A writer has but one goal. Connect to the audience.
There’s great power in being able to capture the imagination of readers, introduce them to a wonderful place, filled with interesting people, and then murder the one they liked best, right in front of their very eyes, in the most gruesome way possible.
Clearly, with such great power comes great responsibility.
Take this little column for example.
You all signed up, hoping to have a laugh once in awhile, or maybe at least a smile, but, what happens when I betray that trust and tell you a very sad story about a small child who dreamed of leaving a life of poverty and managed to get a scholarship to a private school, and the school, while it’s in the same city, was more than a three hour walk for the boy, each way, and without enough food, he could barely get there in time for class, and one day, starving, he passes out along the side of the road, and freezes to death?
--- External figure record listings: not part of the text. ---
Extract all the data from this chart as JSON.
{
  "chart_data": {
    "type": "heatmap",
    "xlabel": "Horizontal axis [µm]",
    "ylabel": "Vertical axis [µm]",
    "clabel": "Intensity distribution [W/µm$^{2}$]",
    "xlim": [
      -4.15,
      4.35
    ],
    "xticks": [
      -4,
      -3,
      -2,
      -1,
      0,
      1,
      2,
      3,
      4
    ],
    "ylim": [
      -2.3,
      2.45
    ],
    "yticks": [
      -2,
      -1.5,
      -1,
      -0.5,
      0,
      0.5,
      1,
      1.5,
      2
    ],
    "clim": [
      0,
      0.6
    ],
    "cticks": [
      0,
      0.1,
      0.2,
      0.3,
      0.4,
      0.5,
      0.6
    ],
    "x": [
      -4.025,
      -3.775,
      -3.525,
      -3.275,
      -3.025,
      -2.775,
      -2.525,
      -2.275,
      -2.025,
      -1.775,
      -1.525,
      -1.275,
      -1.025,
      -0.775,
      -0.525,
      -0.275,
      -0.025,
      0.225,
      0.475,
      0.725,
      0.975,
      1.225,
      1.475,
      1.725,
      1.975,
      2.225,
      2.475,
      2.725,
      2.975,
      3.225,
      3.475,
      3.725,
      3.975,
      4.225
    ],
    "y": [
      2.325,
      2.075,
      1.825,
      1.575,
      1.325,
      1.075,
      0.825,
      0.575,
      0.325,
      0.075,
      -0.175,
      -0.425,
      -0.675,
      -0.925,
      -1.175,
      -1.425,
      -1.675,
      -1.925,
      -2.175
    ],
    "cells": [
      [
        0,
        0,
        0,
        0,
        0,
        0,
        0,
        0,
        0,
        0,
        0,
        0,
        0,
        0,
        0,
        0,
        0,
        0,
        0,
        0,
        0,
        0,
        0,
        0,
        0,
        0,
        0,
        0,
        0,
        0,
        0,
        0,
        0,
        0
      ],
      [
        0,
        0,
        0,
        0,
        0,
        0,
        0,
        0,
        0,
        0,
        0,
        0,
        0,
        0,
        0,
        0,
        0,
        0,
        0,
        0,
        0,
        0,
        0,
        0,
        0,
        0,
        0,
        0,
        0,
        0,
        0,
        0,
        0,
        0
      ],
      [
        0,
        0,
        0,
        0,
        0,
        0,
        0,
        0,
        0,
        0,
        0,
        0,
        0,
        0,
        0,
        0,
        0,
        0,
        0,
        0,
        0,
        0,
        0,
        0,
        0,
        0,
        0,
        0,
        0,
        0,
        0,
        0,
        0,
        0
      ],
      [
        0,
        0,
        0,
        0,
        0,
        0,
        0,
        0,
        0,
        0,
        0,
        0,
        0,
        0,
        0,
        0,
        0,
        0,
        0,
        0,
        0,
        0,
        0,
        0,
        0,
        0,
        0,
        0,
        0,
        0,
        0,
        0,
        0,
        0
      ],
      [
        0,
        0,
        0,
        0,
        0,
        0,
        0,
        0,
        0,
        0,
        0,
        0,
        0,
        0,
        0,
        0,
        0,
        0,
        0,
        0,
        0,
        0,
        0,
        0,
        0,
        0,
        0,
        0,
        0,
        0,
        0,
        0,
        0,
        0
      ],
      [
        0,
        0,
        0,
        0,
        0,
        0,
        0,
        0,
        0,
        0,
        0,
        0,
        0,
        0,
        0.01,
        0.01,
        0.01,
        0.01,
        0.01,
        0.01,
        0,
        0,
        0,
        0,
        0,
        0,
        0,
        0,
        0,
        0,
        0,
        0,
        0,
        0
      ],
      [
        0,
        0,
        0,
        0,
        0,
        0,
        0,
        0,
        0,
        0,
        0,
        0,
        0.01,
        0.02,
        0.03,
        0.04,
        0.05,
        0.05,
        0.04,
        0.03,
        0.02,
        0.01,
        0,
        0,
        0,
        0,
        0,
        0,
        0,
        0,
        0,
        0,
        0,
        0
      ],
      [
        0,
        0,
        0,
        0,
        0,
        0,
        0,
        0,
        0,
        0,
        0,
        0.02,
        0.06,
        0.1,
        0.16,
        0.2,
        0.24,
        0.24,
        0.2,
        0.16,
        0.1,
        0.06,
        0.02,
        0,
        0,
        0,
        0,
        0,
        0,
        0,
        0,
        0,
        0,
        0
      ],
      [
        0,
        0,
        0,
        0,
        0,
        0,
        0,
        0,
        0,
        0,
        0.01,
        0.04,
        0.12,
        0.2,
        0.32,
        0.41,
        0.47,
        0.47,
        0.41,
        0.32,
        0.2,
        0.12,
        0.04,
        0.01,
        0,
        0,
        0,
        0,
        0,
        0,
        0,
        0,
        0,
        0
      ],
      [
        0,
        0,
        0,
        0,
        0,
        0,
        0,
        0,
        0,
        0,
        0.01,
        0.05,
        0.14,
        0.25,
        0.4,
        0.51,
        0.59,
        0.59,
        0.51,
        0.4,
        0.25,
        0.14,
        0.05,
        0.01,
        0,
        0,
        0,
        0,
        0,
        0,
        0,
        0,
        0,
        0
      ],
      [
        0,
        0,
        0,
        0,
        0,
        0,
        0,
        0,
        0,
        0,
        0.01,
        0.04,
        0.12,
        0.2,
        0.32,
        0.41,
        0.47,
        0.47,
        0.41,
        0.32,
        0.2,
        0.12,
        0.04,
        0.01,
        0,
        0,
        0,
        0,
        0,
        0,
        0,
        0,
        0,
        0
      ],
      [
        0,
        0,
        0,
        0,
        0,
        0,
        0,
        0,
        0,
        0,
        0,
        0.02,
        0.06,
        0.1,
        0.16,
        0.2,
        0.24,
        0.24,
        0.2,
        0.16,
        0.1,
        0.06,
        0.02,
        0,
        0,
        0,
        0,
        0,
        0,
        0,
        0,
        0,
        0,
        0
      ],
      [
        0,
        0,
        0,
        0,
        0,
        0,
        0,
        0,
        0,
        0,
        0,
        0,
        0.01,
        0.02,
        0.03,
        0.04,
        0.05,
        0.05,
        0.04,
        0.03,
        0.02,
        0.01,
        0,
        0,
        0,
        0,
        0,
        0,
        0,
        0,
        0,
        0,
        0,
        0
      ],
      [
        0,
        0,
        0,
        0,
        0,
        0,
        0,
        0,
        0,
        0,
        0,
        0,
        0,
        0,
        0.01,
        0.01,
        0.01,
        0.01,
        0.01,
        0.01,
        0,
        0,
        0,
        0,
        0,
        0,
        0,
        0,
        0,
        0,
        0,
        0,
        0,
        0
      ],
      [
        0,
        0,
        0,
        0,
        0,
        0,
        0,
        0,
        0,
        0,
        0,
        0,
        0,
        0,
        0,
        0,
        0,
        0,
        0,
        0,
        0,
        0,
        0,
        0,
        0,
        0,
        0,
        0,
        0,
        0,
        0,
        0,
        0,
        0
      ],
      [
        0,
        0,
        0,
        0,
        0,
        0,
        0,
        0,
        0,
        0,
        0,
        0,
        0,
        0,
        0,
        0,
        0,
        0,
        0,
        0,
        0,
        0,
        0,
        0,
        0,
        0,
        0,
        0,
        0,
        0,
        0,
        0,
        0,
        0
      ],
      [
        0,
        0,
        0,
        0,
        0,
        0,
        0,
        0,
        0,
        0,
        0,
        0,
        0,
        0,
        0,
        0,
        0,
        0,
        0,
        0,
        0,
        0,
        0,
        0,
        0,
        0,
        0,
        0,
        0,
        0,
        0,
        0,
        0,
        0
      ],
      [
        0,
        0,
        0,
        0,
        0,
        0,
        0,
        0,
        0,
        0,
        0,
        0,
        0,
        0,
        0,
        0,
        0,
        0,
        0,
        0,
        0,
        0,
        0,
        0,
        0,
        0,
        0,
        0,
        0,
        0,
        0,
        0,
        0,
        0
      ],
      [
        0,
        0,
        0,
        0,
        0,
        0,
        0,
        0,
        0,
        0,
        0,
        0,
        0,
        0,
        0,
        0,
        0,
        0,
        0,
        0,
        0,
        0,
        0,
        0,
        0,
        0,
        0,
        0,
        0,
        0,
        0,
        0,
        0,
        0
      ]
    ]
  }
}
See what I mean? I broke our little agreement, to give you something light and funny to start your week, and instead I gave you a horribly depressing paragraph. You might even say I manipulated you and preyed upon your compassion for starving children just to make a point.
And, you don’t even know what the point is yet.
The first part is to highlight the callousness of writers who take joy in the suffering of their fans. People joke that writers enjoy doing this, but, they try to believe it isn’t really true that authors could be so gleeful in the pain of others.
Unfortunately, there is much uncomfortable truth in those quips. The times when I’ve written something that brought a reader to tears are some of the proudest moments of my life. There is a very small part of me that is properly ashamed that I am pleased to make people cry.
Writers have learned that tears of pain are the sweetest nectar to be found in the known universe; a feast of fulfilling achievement that perfectly nourishes our black souls.
There are occasions when I’m sad that I chose to write a humor column, because it limits the opportunities for turning you all into emotional wrecks and harvesting your precious eye nectar.
That was disgusting. I promise to never again refer to your tears in such a fashion. Unless it’s really, really, really funny. Or I forget.
On the bright side, sharing laughter is also nourishing to the writer’s soul. It’s a different kind of feast, usually with much less guilt.
And that brings us to the second point.
Most days, I’m much happier to bring you a sprinkling of light to fight against the darkness. I might not always be able to inspire an authentic “out-loud laugh,” but maybe there will be be enough silliness to ward off the gloom and nourish the flame of hope and joy in the world.